A CPI também investigou Gustavo Franco pela venda do banco Excel-Econômico ao Bilbao Viscaya (BBV), que envolveu uma operação casada do BC de 840 milhões de dólares. Neste caso, o relator pediu que o Ministério Público dê continuidade às investigações.
O relator da CPI estima que entre 80 e 150 bilhões de dólares foram remetidos ao exterior sem identificação de 1996 a 2002.
O relatório deve ser votado até dia 23 de dezembro, mas, caso não seja possível, Mentor disse que poderá ficar para fevereiro, quando o Congresso volta do recesso.

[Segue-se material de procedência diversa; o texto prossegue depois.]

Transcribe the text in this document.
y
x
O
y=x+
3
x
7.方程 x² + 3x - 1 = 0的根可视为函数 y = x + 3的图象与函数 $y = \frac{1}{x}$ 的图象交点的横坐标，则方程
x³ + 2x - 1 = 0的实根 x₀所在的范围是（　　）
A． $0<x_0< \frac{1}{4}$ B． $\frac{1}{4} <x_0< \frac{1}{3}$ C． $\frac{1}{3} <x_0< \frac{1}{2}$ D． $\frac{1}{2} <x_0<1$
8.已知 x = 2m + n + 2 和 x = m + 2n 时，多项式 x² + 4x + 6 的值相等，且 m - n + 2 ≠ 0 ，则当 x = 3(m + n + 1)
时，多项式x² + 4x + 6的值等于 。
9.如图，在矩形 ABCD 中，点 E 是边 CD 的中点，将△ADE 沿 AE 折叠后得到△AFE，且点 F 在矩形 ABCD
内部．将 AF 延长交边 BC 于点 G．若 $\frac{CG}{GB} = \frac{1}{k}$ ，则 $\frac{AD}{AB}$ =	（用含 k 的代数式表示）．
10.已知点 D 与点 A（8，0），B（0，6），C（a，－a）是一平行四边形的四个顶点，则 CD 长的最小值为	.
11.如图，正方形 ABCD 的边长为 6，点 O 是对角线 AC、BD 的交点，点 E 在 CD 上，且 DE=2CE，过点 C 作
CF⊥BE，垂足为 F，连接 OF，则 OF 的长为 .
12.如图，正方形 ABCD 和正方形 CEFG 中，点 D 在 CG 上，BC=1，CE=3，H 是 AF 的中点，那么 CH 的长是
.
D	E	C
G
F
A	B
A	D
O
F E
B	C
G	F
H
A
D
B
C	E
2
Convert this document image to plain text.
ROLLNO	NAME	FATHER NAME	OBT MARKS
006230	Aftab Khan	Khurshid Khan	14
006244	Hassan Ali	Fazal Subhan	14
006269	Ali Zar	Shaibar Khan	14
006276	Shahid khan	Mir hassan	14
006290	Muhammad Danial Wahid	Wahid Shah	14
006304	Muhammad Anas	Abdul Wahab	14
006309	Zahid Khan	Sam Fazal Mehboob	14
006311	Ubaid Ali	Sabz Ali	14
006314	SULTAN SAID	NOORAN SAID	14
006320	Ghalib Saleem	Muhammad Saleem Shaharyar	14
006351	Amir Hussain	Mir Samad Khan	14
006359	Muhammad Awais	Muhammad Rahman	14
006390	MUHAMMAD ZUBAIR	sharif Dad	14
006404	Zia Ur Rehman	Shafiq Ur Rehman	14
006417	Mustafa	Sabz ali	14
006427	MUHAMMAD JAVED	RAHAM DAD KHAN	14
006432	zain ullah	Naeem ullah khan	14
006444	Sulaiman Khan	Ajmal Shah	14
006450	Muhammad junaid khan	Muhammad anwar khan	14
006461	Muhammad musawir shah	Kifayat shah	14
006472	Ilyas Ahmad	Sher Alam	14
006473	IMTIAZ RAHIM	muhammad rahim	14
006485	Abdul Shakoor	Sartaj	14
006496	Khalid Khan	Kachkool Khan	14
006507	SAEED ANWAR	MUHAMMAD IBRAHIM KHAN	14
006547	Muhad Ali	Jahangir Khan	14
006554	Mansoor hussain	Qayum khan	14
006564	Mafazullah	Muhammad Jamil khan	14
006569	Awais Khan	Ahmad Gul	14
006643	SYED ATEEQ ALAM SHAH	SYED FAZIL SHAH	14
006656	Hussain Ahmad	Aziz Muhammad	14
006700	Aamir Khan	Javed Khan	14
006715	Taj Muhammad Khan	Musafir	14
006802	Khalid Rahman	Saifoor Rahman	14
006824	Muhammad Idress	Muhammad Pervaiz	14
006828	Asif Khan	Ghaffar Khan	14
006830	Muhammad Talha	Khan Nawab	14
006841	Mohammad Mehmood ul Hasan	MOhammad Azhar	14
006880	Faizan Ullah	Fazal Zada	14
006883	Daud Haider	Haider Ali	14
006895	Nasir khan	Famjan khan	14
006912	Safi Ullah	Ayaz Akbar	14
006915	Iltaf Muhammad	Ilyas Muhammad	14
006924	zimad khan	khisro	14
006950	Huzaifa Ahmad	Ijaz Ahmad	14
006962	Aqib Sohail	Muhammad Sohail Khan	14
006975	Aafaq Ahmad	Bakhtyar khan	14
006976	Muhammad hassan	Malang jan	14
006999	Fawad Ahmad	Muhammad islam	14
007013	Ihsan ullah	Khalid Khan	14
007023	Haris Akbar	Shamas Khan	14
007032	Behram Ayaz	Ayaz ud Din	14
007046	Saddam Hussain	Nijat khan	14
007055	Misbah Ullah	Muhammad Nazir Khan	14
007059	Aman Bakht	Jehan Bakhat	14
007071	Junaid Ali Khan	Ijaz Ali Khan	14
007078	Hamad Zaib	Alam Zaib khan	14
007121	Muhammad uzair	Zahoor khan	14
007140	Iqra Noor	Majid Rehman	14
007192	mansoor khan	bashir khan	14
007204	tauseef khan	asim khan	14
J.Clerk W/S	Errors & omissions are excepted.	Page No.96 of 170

O ex-prefeito Paulo Maluf, o ex-diretor do Banco Central Luiz Augusto Candiota e Cassio Casseb, ex-presidente do Banco do Brasil, foram investigados mas não tiveram o indiciamento pedido. Documentos sobre movimentações bancárias dos três serão enviados ao Ministério Público.
O atual presidente do BC, Henrique Meirelles, investigado por possíveis irregularidades fiscais, não foi indiciado porque, segundo Mentor, suas explicações à CPI foram suficientes.
Apesar de Franco ter servido ao governo do presidente Fernando Henrique Cardoso, Mentor negou que o pedido de indiciamento tenha motivação política. "Aqui não se trata de tucano ou petista, se trata de quem fez irregularidades", rebateu.
O líder tucano no Senado, Arthur Virgílio (AM), defendeu Gustavo Franco. "Estou espantado, o relatório livrou Meirelles, tão acusado de irregularidades, e indiciou o Gustavo Franco... Essa peça é mesquinha e pequena e será combatida por essa Casa se depender do PSDB", afirmou na tribuna do plenário.
Por ter um presidente tucano, o senador Antero Paes de Barros (MT), e um relator petista, a CPI foi acusada de lentidão nos quase 1 ano e meio de investigações devido a uma disputa política entre os dois políticos.
Gustavo Franco foi procurado pela Reuters, mas informou por meio de sua assessoria que ainda não havia lido o relatório e só se manifestaria depois disso.
O departamento jurídico do Banco Central não quis comentar o possível indiciamento de Gustavo Franco, mas informou, por meio da assessoria, que todas as defesas de ex-funcionárioss da instituição são definidas caso a caso, e levadas direto à diretoria do BC.
A assessoria de Samuel Klein negou que o empresário tenha praticado irregularidades. "As Casas Bahia não fazem remessa ilegal de dinheiro ao exterior", informou. Ressalvou que o que pode ter acontecido é que cheques da empresa podem ter chegado a doleiros por meio de fornecedores e terceiros.
Já o advogado de Celso Pitta não comentou imediatamente.